6. Pfad drei: Content-Geld – „KI-Anlageausschuss” als Content-Produkt
Weg drei setzt auf Reichweite: Content verkaufen, nicht das Tool. Augurs Multi-Agent-Mechanik liefert Konflikt-Stoff im Dauerfeuer.
Konkrete Formate:
- Short-Video-Serie: „18 KI-Legenden bewerten dieselbe Aktie”. Pro Folge eine heiße Aktie (NVDA, TSLA, LVMH, Novo Nordisk), Augur laufen lassen, die 18 Einschätzungen zu einem 3-Minuten-Clip schneiden. Dissens in den Vordergrund: Buffett sagt teuer, Cathie Wood sagt günstig – der Konflikt trägt die Dramatik.
- Live-Stream: Wöchentlich, Zuschauer wählen die Aktie per Voting, Augur-Analyse live, kompletter Bull/Bear-Schlagabtausch. Spenden plus Paid-Q&A sind direkter Umsatz.
- Paid-Newsletter: Auf Substack oder Skool „KI-Ausschuss Weekly”, 3–5 Deep-Dives pro Woche, 80–140 € pro Jahr.
- Internationales Abo: Englisches README plus Demo-Video auf einer Landingpage, Stripe-Zahlung, 19–49 $/Monat. Verkauft wird „Deployment-Service plus Custom-Ausschuss plus englisches Onboarding”, nicht Augur selbst (das ist Open-Source).
Plattformen: TikTok/Instagram Reels für Short-Form, Lemon8/Pinterest für Bild-Content, YouTube für Long-Form und internationales Publikum.

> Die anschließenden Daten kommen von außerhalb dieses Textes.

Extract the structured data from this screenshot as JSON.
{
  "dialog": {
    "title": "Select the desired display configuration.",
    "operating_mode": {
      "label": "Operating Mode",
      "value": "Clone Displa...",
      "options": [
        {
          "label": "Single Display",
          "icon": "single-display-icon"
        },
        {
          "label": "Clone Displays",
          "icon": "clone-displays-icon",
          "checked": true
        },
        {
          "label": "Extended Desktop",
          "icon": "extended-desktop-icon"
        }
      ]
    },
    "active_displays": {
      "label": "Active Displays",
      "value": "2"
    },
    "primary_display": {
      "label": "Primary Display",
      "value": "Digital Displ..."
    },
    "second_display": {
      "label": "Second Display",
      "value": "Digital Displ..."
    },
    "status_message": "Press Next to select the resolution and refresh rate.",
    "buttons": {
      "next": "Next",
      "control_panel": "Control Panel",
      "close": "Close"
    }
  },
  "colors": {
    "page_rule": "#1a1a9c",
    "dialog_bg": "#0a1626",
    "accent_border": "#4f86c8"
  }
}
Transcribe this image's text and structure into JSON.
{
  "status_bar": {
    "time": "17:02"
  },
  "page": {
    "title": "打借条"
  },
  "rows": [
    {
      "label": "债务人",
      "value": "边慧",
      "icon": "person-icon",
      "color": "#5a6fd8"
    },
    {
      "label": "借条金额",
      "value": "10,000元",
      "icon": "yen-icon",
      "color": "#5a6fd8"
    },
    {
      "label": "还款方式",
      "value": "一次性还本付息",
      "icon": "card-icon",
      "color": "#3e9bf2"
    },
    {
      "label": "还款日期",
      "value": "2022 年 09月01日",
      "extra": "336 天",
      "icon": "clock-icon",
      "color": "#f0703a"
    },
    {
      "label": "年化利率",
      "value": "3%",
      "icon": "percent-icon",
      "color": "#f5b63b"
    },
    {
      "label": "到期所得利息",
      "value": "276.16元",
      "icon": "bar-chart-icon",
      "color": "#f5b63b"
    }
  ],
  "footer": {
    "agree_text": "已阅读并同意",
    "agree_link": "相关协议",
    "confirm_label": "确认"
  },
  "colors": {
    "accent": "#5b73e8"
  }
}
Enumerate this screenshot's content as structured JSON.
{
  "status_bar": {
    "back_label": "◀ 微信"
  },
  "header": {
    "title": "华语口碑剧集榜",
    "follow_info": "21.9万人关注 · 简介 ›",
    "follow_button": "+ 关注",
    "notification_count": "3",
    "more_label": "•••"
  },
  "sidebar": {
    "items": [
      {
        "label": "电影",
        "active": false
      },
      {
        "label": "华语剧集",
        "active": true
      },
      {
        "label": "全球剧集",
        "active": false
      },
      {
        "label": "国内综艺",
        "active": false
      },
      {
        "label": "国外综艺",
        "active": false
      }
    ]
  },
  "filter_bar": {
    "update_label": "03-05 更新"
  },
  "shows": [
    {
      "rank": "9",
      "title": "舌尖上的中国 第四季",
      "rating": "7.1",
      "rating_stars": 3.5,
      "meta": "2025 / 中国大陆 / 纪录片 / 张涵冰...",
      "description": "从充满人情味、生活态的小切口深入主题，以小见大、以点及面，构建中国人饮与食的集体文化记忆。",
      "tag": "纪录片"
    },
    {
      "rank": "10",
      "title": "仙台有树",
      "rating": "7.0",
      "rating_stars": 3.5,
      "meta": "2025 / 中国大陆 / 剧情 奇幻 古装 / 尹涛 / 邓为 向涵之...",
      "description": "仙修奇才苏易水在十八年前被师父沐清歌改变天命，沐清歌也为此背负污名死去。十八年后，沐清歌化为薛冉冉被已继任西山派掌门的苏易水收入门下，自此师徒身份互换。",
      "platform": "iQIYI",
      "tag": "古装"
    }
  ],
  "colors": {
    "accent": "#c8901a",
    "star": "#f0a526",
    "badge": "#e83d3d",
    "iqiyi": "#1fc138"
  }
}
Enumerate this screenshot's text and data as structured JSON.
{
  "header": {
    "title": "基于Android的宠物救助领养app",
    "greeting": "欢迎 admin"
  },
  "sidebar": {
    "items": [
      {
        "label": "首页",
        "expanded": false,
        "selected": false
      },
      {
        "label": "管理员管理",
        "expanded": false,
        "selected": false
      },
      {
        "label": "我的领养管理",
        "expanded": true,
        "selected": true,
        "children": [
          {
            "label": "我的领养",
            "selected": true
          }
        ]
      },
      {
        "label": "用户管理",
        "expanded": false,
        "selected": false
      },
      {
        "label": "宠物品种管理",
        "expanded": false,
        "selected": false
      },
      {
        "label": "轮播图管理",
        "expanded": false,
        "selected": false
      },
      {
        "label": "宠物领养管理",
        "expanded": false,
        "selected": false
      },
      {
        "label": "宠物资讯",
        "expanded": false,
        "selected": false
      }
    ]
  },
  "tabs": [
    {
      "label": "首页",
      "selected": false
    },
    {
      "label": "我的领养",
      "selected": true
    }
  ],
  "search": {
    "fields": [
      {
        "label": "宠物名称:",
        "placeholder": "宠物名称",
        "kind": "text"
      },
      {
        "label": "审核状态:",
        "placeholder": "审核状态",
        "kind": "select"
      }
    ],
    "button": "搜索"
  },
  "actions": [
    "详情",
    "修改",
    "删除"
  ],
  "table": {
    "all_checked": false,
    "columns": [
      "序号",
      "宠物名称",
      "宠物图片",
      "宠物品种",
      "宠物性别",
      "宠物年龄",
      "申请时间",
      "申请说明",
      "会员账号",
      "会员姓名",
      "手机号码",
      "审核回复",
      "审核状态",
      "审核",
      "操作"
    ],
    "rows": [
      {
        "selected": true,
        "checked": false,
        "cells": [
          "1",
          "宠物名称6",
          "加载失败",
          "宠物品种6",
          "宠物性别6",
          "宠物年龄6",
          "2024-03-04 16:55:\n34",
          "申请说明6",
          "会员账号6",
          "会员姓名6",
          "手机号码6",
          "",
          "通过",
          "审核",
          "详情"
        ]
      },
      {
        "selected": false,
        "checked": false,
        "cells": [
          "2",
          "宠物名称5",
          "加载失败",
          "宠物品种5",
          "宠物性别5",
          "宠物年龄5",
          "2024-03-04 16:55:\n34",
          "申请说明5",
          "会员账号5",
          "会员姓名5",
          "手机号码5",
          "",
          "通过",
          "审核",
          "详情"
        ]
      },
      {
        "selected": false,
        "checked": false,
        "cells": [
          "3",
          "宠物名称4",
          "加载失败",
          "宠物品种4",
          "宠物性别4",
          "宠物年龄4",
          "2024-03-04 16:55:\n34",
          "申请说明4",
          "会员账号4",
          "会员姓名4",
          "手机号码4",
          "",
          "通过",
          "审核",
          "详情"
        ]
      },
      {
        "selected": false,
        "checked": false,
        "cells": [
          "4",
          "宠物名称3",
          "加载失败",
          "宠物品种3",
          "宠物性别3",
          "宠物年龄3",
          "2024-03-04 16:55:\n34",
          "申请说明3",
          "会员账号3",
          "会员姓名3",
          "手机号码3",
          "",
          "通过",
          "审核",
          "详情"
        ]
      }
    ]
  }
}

Auslands-Content zuerst klein testen, Conversion prüfen, dann skalieren.
7. Risiken und 30-Tage-Fahrplan
Compliance-Rote-Linien (eigener Punkt, weil hier die meisten stolpern):
- Anlageberatung in Deutschland ist BaFin-pflichtig, als Einzelperson praktisch nicht zu bekommen.
- Bezahlte Signal-Gruppen mit konkreten Empfehlungen können als unerlaubte Anlageberatung gewertet werden, Strafbarkeit des Betreibers inklusive.
- Tools für Broker: Entscheidungshilfe ist okay, Analysten-Ersatz braucht Compliance-Abnahme.
- Saubere Alternative: Nur Tool-Deployment verkaufen, keine Tipps, Content nur als Aufklärung, in der Gruppe nur Scores zeigen, keine Kurse.
Fahrplan für die ersten 30 Tage:
- Tag 1–7: Augur lokal deployen, 18 Legenden durchtesten, CLI und Dashboard lernen.
- Tag 8–14: MCP anbinden, Augur in Claude Desktop hängen, Custom-Ausschüsse und Workflows testen.
- Tag 15–21: Einen Pfad festlegen (Empfehlung: Bezahl-Community, niedrigste Hürde), automatisierten Push-Prozess aufsetzen.
- Tag 22–30: Content-Output plus Cold-Start-Akquise, eBay-Inserat, Lemon8-Cases, Quora-SEO.
Letztes Wort: Die drei Pfade sind ein Denkrahmen, kein Praxisbeweis. Erst klein die 0→1 durchziehen – notfalls ein einziger Auftrag über 400 € – bevor du alles auf eine Karte setzt. Heute Abend
git cloneund durchlaufen lassen, morgen den ersten Lemon8-Post absetzen. Das bringt mehr als zehn Deep-Dives lesen.